GKAA8m hi! mi site is http://norffg.com
see you!

Dave said on June 05, 2009

Is there irony in the fact that Zeb points out Colly's article on short urls and posts the long url, so long that it runs into the next column?

FReNeTiC said on January 06, 2010

Yesterday i was thinking about "how does a url shortner works?".
I got the same conclusion as you got when you wrote the piece of code from the post :

$codeset = "0123456789abcdefghijklmnopqrstuvwxyzABCDEFGHIJKLMNOPQRSTUVWXYZ";
$base = strlen($codeset);
$n = 300;
$converted = "";

while ($n > 0) {
$converted = substr($codeset, ($n % $base), 1) . $converted;
$n = floor($n/$base);
}
echo $converted; // 4Q

When I started trying the algorithm I saw that really large numbers where not working =/
Reading PHP manuals I got the same conclusion as |Travell Perkins.
But, I also saw that numbers higher than PHP integer limit are automatic converted to float, that has an even higher limit.
The problem of this conversion is that float numbers cant perform the % algorithm.
So, I came with a solution, that I THOUGHT (only my opinion =P) is a simple way of solving this integer-float problem, and working with a high numbers.

The code is this:


<?php

/*    recieve a number to convert to the new base    */
if ( !isset($_GET["n"]) || !is_numeric($_GET["n"]) || $_GET['n'] < 1 )
 exit;
   $number = $_GET["n"];
$stack = "";

$base = array("0", "1", "2", "3", "4", "5", "6" , "7", "8", "9", "a", "b", "c", "d", "e", "f", "g", "h", "i", "j", "k", "l", "m", "n",
               "o", "p", "q", "r", "s", "t", "u", "v", "w", "x", "y", "z", "A", "B", "C", "D", "E", "F", "G", "H", "I", "J", "K", "L",
               "M", "N", "O", "P", "Q", "R", "S", "T", "U", "V", "W", "X", "Y", "Z");

/*    while the number is higher than the new base    */
while ($number >= 62) {
	/*    divide the number and split the float into 2 parts    */      $divided = explode(".", $number / 62);

	/*    the first part is an integer value, that is the new number for the loop    */
    $number = $divided[0];

/*    the other half will be used to calculate the rest of the division    */
    if ( isset($divided[1]) ) {
       $rest = "0." . $divided[1];
       $rest = round( $rest * 62);
    }
    else
        $rest = 0;
                                 	/*    whe take the rest of the division and find a base62 number for it    */
    $stack = $base[$rest] . $stack;
}

if ($number != 0)
 $stack = $base[(int)$number] . $stack;
   var_dump($stack);

?>

this algorithm have the same idea of yours, but it has a larger range.
Testing it i could see that PHP FLOAT LIMIT is a number with 14 digits.
Its like 11,111,111,111,111 \o/
And the algorithm converts this 14 digits number to a 8 characters key.
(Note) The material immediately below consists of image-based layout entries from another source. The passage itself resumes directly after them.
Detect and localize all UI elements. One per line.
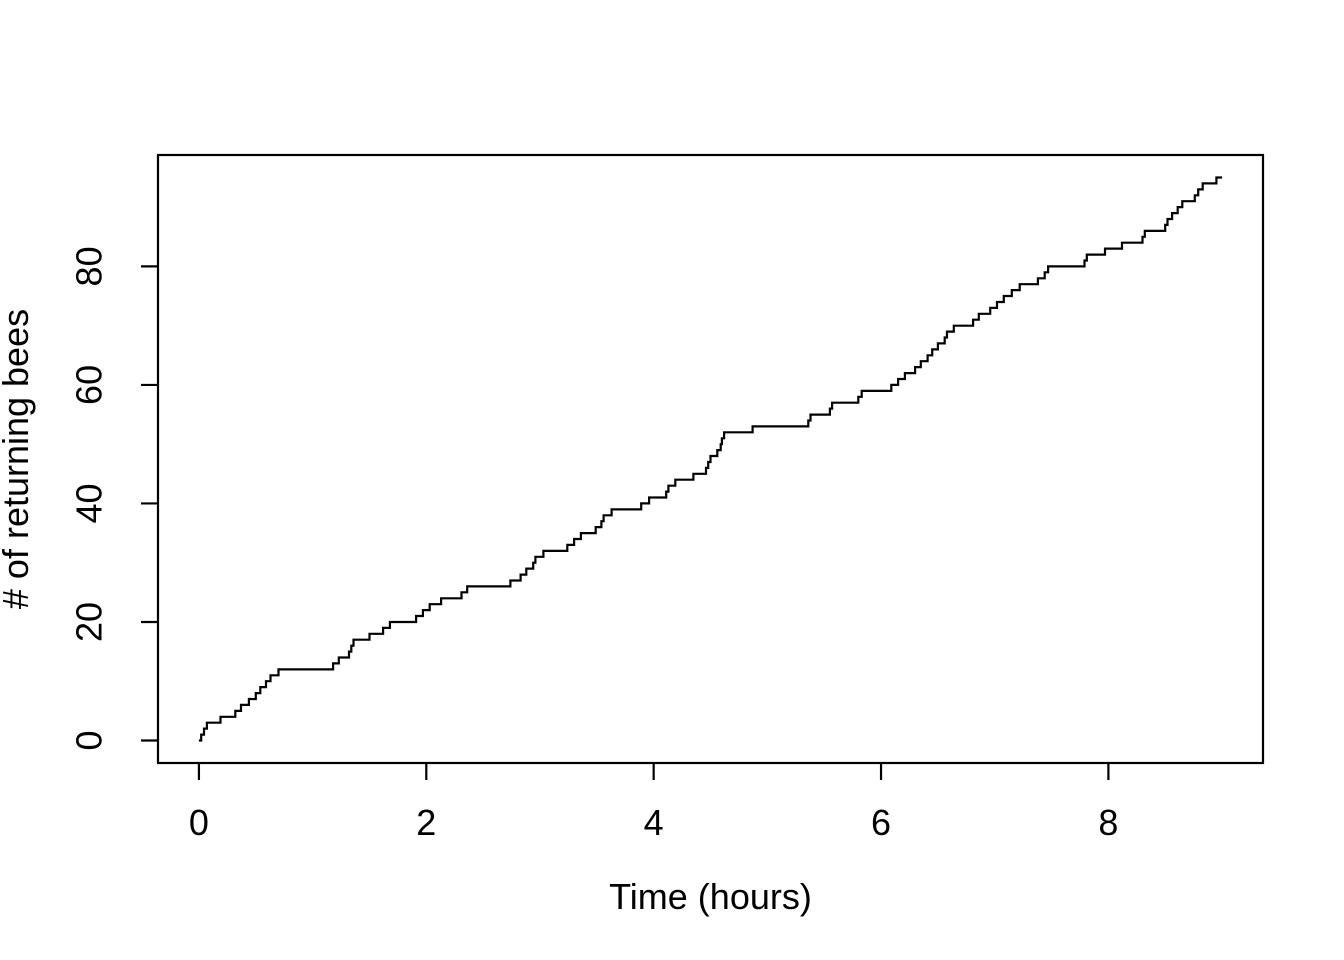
plot-border bbox=[156, 153, 1265, 765]
x-tick-label: 0 bbox=[189, 802, 209, 843]
y-tick-label: 80 bbox=[69, 246, 110, 286]
x-tick-label: 6 bbox=[871, 802, 891, 843]
y-tick-label: 60 bbox=[69, 365, 110, 405]
step-line bbox=[198, 176, 1223, 742]
x-axis-title: Time (hours) bbox=[609, 876, 812, 917]
x-tick-label: 4 bbox=[644, 802, 664, 843]
y-tick-label: 0 bbox=[69, 730, 110, 750]
y-tick-label: 40 bbox=[69, 483, 110, 523]
y-tick-label: 20 bbox=[69, 602, 110, 642]
x-axis: 0 2 4 6 8 bbox=[189, 763, 1118, 843]
x-tick-label: 8 bbox=[1098, 802, 1118, 843]
y-axis: 0 20 40 60 80 bbox=[69, 246, 158, 750]
y-axis-title: # of returning bees bbox=[0, 309, 36, 609]
x-tick-label: 2 bbox=[416, 802, 436, 843]
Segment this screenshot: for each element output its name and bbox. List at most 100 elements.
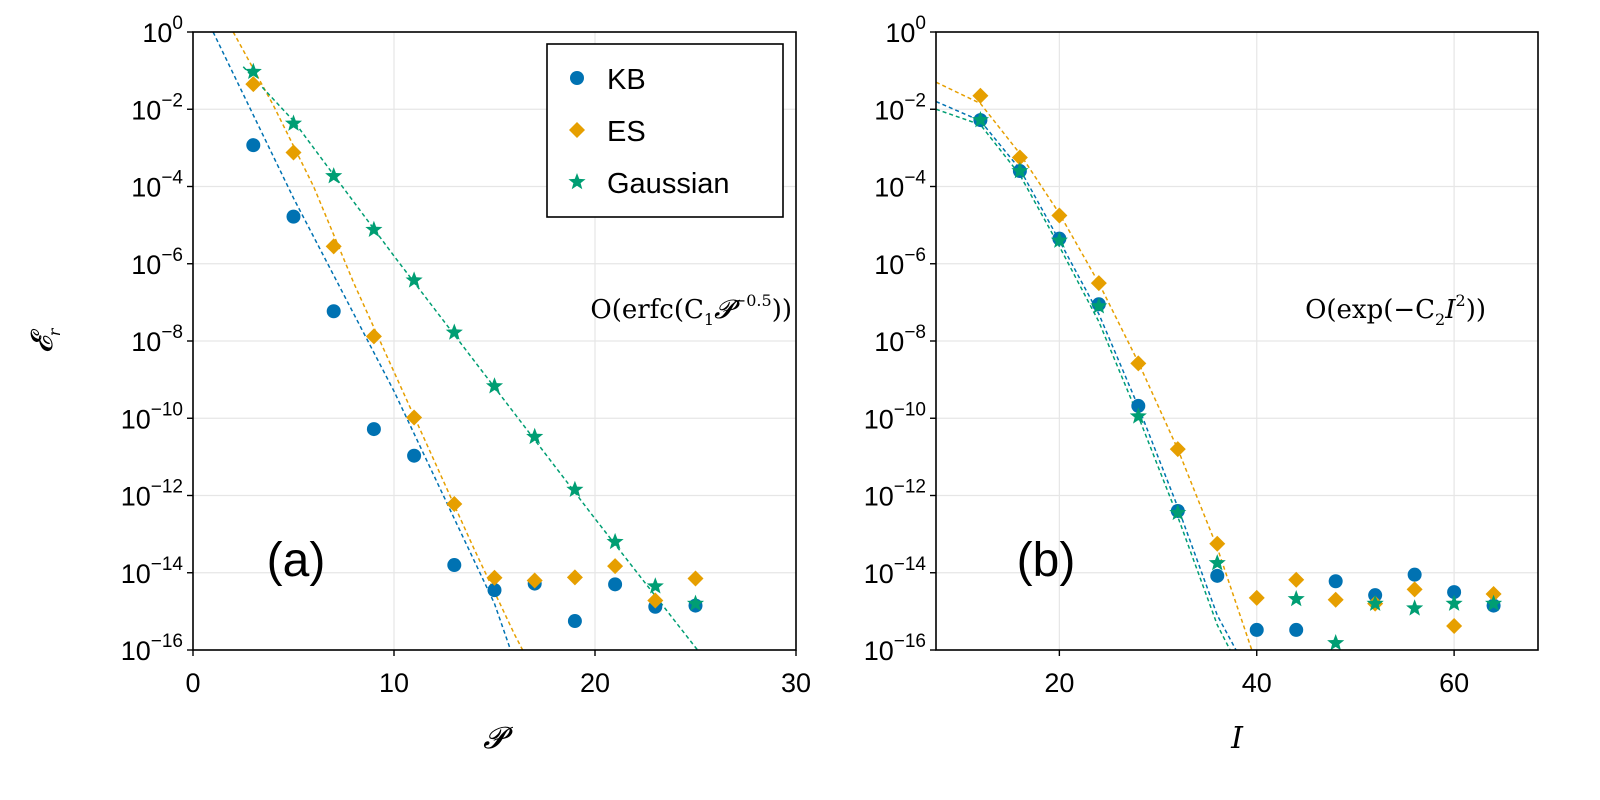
- data-point-kb: [1249, 622, 1264, 637]
- y-tick-label: 100: [142, 13, 183, 48]
- data-point-gaussian: [445, 323, 463, 340]
- y-tick-label: 10−14: [864, 554, 927, 589]
- data-point-kb: [366, 422, 381, 437]
- data-point-gaussian: [405, 271, 423, 288]
- data-point-es: [1169, 441, 1186, 458]
- data-point-kb: [1447, 585, 1462, 600]
- x-tick-label: 30: [781, 668, 811, 698]
- fit-line-es: [232, 32, 524, 650]
- fit-annotation: O(erfc(C1𝓟−0.5)): [590, 291, 792, 329]
- data-point-gaussian: [1406, 599, 1424, 616]
- data-point-kb: [1210, 568, 1225, 583]
- data-point-gaussian: [1327, 634, 1345, 651]
- data-point-gaussian: [566, 480, 584, 497]
- data-point-es: [1051, 207, 1068, 224]
- data-point-es: [245, 76, 262, 93]
- legend-marker-gaussian: [568, 173, 586, 190]
- y-axis-label: 𝓔r: [25, 327, 64, 353]
- x-tick-label: 20: [580, 668, 610, 698]
- legend-marker-kb: [570, 71, 584, 85]
- data-point-es: [446, 495, 463, 512]
- data-point-es: [1327, 591, 1344, 608]
- y-tick-label: 10−12: [121, 477, 183, 512]
- y-tick-label: 10−4: [131, 168, 183, 203]
- fit-line-kb: [936, 100, 1237, 650]
- data-point-kb: [567, 614, 582, 629]
- data-point-kb: [246, 138, 261, 153]
- data-point-gaussian: [1445, 594, 1463, 611]
- data-point-es: [1090, 275, 1107, 292]
- y-tick-label: 10−8: [874, 322, 926, 357]
- data-point-es: [1011, 149, 1028, 166]
- series-gaussian: [971, 111, 1503, 651]
- y-tick-label: 10−12: [864, 477, 926, 512]
- y-tick-label: 10−8: [131, 322, 183, 357]
- data-point-kb: [1131, 398, 1146, 413]
- data-point-gaussian: [1050, 231, 1068, 248]
- data-point-kb: [487, 583, 502, 598]
- x-tick-label: 60: [1439, 668, 1469, 698]
- fit-line-gaussian: [936, 108, 1231, 650]
- data-point-es: [566, 569, 583, 586]
- legend: KB ES Gaussian: [546, 43, 784, 218]
- data-point-gaussian: [686, 594, 705, 611]
- data-point-gaussian: [325, 167, 343, 184]
- data-point-es: [647, 592, 664, 609]
- legend-entry-kb: KB: [607, 64, 646, 96]
- fit-line-es: [936, 81, 1253, 650]
- data-point-gaussian: [1366, 594, 1384, 611]
- data-point-es: [365, 328, 382, 345]
- data-point-es: [687, 570, 704, 587]
- panel-b: 10−16 10−14 10−12 10−10 10−8 10−6 10−4 10−2 100 2…: [864, 13, 1539, 756]
- data-point-es: [1130, 355, 1147, 372]
- data-point-kb: [1407, 567, 1422, 582]
- x-tick-label: 0: [185, 668, 200, 698]
- data-point-es: [285, 144, 302, 161]
- data-point-gaussian: [1011, 162, 1029, 179]
- data-point-es: [1248, 589, 1265, 606]
- data-point-kb: [326, 304, 341, 319]
- x-tick-label: 40: [1242, 668, 1272, 698]
- data-point-es: [406, 409, 423, 426]
- data-point-gaussian: [971, 111, 989, 128]
- y-tick-label: 100: [885, 13, 926, 48]
- y-tick-label: 10−2: [874, 90, 926, 125]
- fit-annotation: O(exp(−C2I2)): [1305, 291, 1486, 329]
- fit-line-kb: [212, 32, 512, 650]
- data-point-gaussian: [1169, 503, 1187, 521]
- x-tick-label: 10: [379, 668, 409, 698]
- panel-a: 10−16 10−14 10−12 10−10 10−8 10−6 10−4 10−2 100 0…: [25, 13, 811, 756]
- data-point-gaussian: [284, 114, 303, 131]
- x-axis-label: 𝓟: [483, 721, 513, 756]
- x-axis-label: I: [1230, 721, 1244, 756]
- data-point-kb: [286, 209, 301, 224]
- series-gaussian: [244, 62, 705, 611]
- x-tick-label: 20: [1044, 668, 1074, 698]
- data-point-gaussian: [1287, 590, 1305, 607]
- data-point-es: [1209, 535, 1226, 552]
- y-tick-label: 10−6: [131, 245, 183, 280]
- y-tick-label: 10−16: [864, 631, 926, 666]
- data-point-es: [486, 569, 503, 586]
- data-point-es: [607, 558, 624, 575]
- data-point-gaussian: [1485, 594, 1503, 611]
- data-point-kb: [407, 448, 422, 463]
- data-point-gaussian: [1208, 554, 1226, 571]
- data-point-es: [1485, 585, 1502, 602]
- y-tick-label: 10−10: [864, 399, 926, 434]
- y-tick-label: 10−10: [121, 399, 183, 434]
- data-point-es: [1406, 581, 1423, 598]
- y-tick-label: 10−16: [121, 631, 183, 666]
- data-point-gaussian: [646, 577, 664, 594]
- y-tick-label: 10−14: [121, 554, 184, 589]
- data-point-gaussian: [526, 427, 544, 445]
- data-point-es: [972, 87, 989, 104]
- data-point-gaussian: [244, 62, 262, 80]
- data-point-gaussian: [1090, 297, 1108, 314]
- legend-box: [546, 43, 784, 218]
- fit-line-gaussian: [242, 66, 699, 650]
- legend-marker-es: [569, 122, 585, 138]
- data-point-gaussian: [365, 220, 383, 238]
- series-es: [245, 76, 704, 609]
Hello! eagccke interesting eagccke site! said on February 10, 2011

Hello! eagccke interesting eagccke site!

Very nice site! said on February 10, 2011

Very nice site!

Hello! kddcfdg interesting kddcfdg site! said on February 10, 2011

Hello! kddcfdg interesting kddcfdg site!

Very nice site! said on February 10, 2011

Very nice site!

Sorry, comments are closed for this post. If you have any further questions or comments, feel free to send them to me directly.